彼女は「うん、ありがとう」と答え、通話を終えた。
夕矢は携帯の応答を切ると窓の外を見つめた。
磐井栞。
夏月直彦と陸奥詩音の母親でありシステムの写真を抱き締めていた人なのだ。
乙女シリーズのモデル。
正に作者にとっての乙女である。
だけど
「何だろう…あの人の死が一つの時代の終りを教えているような気がする」
夕矢は呟いて目を細めた。
写真推理
会議が終わると兄の夕弦も末枯野剛士も慌ただしく白露家へ出かけたり津村家へ出かけたりしていた。
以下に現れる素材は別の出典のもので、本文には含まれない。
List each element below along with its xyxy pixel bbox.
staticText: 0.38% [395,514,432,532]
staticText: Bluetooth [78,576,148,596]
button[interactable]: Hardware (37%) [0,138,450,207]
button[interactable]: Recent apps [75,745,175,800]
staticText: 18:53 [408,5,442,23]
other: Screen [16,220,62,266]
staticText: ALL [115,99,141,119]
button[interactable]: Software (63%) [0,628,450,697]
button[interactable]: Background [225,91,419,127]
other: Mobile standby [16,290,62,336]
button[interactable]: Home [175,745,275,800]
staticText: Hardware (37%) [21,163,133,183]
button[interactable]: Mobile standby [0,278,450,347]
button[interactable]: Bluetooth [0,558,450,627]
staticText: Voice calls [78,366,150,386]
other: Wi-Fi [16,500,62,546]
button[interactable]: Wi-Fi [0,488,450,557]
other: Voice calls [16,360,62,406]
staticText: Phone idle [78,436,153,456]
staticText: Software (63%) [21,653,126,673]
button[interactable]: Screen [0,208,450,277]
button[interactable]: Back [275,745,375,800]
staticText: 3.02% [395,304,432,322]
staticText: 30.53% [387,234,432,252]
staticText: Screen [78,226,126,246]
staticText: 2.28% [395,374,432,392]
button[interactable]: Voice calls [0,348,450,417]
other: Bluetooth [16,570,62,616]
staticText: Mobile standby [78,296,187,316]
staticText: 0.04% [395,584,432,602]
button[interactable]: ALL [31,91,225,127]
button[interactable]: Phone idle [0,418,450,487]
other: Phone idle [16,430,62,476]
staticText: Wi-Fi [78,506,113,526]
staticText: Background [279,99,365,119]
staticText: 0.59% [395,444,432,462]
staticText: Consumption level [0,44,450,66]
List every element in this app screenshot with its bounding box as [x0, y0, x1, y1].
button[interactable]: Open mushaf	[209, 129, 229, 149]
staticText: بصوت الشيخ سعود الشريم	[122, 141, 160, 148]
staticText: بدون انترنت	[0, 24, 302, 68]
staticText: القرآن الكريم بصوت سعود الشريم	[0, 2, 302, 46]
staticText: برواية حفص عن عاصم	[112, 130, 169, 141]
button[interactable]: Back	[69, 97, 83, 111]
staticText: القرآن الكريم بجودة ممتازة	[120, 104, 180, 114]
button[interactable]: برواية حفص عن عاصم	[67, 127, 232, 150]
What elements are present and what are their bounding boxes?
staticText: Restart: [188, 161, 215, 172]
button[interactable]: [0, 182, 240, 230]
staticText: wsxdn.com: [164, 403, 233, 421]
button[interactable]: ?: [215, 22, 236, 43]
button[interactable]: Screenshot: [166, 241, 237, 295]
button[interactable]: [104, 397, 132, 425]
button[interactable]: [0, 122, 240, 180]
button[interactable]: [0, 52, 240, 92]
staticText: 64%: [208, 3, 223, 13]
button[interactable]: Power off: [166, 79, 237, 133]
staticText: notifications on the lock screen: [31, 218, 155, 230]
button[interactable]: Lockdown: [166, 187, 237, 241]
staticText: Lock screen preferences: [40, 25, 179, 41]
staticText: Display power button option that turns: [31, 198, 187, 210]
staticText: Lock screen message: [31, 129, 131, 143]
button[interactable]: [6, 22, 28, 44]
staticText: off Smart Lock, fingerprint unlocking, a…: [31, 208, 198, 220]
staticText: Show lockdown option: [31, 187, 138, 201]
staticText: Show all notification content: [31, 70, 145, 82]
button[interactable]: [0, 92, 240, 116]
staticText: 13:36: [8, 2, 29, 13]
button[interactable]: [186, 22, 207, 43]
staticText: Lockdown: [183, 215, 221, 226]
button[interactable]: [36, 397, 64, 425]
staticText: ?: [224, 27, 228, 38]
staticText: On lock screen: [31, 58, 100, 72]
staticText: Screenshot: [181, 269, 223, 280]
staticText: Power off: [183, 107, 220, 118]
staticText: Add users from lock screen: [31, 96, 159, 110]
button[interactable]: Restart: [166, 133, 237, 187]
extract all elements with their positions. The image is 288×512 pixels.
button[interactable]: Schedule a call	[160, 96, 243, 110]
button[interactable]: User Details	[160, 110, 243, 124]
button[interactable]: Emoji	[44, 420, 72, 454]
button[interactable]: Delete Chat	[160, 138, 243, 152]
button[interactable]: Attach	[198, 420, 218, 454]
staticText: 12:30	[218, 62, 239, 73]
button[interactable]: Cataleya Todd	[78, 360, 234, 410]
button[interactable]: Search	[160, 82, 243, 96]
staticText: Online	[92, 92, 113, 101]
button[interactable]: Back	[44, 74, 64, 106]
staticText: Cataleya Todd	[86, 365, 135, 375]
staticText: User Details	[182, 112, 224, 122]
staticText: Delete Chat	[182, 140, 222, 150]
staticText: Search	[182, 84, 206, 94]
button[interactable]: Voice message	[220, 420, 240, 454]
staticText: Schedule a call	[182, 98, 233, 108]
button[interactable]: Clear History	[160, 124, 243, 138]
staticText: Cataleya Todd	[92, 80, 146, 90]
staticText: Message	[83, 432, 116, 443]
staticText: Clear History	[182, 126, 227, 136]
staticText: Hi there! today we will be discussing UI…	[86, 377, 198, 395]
夕矢はその間に専門学校東都アートスクールの試験に受かり4月から通うことが決まったのである。
親友である芒野尊も東都大学に受かりアルバイトをしながら将来は夏月春彦の探偵アシスタントをするらしい。
本人は嬉々として
「色々体験出来て楽しい」
と言っているので夕矢としては良かったと思っている。
三つ葉冴姫も桔梗貢も同じ東都大学に受かって三人で通っており、時折四人であって遊んでいる。
ただ夕矢は仕事優先で美術館から護衛の依頼があると最近は色々な場所へ出向いている。
そして梅が咲き始めた3月のある日。
末枯野剛士に三嶋悟から電話が入ったのである。
丁度、三人で夜食を食べている時であった。
剛士は携帯を切ると夕矢に
「…新富士美術館に絵画を盗むという手紙が届いたらしい」
明日から開催される女性の美展で展示される梶原牧男の『窓辺に佇む女性』が狙われているそうだ
と告げた。
夕矢は頷くと
「わかった」
新富士美術館な
と答えた。
剛士は笑んで
「怪盗だったら…夕矢君は怪盗に好かれていると言われるな」
と告げた。
夕矢はプッと頬を膨らませると
「それ嬉しくない」
と答えた。
夕弦は笑って
「頑張れ夕矢」
と告げた。
新しい、怪盗との対決の始まりであった。